La introducción y el epílogo, con la explicación de que la autora prefiere ser dueña de un mundo creado por ella a ser conquistadora en este, me ha parecido amor del bueno.
Lo educado, amable y servicial que es el 99% de los personajes que aparecen. Todo el mundo siempre deseando ayudar y complacer a su Emperatriz. Me gustan los buenos modales.
La ortografía (lo he leído en inglés) me ha encantado. El inglés del S. XVII es como si lo hubiera escrito una niña de 9 años que se hubiera emocionado con las mayúsculas, las "y" y las "ck" al final de las palabras. Optick. Judg. Warr. To wit...
Ni frío ni calor:
Como es bastante lógico, la autora defiende la monarquía absoluta y la imposición de una única religión. Ideas que eran moneda corriente entre la aristocracia de su época.
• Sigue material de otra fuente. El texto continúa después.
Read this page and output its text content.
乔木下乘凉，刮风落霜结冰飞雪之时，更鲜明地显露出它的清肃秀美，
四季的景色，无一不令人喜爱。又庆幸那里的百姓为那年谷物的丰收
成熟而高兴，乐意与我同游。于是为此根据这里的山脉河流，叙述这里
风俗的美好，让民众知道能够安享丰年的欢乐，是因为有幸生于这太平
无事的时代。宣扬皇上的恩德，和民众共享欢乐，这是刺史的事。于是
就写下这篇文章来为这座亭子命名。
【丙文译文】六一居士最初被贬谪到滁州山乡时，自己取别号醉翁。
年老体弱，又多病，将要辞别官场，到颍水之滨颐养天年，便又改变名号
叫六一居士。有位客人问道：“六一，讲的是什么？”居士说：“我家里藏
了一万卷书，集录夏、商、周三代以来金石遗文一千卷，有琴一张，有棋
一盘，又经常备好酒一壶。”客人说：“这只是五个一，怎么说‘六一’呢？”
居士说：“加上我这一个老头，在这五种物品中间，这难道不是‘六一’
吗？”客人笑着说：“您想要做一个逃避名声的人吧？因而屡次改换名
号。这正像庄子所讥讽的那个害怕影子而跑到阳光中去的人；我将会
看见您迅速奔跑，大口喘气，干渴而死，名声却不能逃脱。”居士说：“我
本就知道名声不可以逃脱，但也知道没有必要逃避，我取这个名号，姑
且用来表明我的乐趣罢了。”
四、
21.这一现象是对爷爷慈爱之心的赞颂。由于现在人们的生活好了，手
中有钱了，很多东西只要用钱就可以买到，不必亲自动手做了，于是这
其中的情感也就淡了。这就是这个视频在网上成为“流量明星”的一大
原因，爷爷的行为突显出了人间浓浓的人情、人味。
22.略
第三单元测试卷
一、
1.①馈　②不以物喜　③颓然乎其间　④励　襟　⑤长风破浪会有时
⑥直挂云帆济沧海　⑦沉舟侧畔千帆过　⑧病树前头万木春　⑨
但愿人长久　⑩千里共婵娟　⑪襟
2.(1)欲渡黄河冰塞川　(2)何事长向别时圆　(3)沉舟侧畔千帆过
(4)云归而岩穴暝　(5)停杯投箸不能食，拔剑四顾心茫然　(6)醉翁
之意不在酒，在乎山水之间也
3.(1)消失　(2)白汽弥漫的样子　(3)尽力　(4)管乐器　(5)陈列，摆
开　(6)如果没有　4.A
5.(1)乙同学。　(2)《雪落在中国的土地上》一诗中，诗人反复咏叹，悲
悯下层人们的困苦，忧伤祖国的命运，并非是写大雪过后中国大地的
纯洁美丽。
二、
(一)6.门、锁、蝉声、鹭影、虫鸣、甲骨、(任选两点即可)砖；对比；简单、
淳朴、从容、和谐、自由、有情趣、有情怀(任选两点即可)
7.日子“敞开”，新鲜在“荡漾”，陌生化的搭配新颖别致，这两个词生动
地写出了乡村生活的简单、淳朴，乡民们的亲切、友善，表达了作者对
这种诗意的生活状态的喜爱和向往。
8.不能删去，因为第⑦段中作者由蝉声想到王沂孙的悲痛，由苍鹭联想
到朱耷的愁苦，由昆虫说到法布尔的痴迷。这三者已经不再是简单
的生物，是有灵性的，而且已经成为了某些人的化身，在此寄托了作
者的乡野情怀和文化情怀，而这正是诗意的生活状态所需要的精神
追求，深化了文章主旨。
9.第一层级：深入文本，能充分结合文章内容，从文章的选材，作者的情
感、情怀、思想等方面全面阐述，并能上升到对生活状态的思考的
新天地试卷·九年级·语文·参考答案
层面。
Sobre todo, como el caso de la autora, que tuvo que exiliarse en Francia ante el triunfo del bando Parlamentario en la Guerra Civil Inglesa.
La forma de llegar del Mundo Resplandeciente al Mundo Filosófico, por un lado mola, pero por otro lado es absolutamente descacharrante. P.ej. nos dice que donde se juntan el Polo Norte de un mundo con el Polo Sur del otro, hace "el doble de frío".
Lo no tan bueno:
Los diálogos con los hombres-pez, hombres pájaro etc. con preguntas científicas se hacen excesivamente largos. Tiene su parte de interés por ver los primeros balbuceos del método científico. Me resulta curioso que en el S.XVII todo lo que no sabían por qué funcionaba, lo achacaban a un "humor" o a un "vapor". Me recuerda cuando llevo a mi hijo al médico y no tiene ni idea de qué le pasa y lo despacha diciendo que es "un virus". Tira comodín.
El peloteo a su más augusta y excelente majestad, el rey Carlos II de Inglaterra y su reina. Incluyendo la mal disimulada petición de fondos a este rey para reemplazar las pérdidas sufridas durante la Guerra Civil Inglesa.
Cuando la Emperatriz se entera de que su país natal está sufriendo el ataque de una coalición de otras naciones, qué rápidamente pasa de querer defender a su país a conquistar todo el mundo. Esta parte me pareció especialmente deprimente. Es un clásico ventajismo de quienes tienen la superioridad tecnológica para sojuzgar a pueblos más atrasados.
El ritmo del libro es francamente mejorable.
Referencias
Resulta inevitable comparar la utopía del Mundo Resplandeciente con otros mundos posteriores que hemos leído en la Ciencia Ficción:
P.ej. Urras y Anarres en Ursula K. Le Guin. ¿A quién está más cerca el Mundo Resplandeciente? ¿A los capitalistas de Urras, que también tienen un gobierno? ¿O a los anarquistas de Anarres, donde parece que (casi) todo el mundo trabaja con un propósito común, como los leales súbditos de la Emperatriz?
P.ej. el macarrismo, corrupción y egoísmo generalizado de Carbono Alterado con la buena educación, gobierno súper eficiente etc. del Mundo Resplandeciente. Utopía vs. Realismo.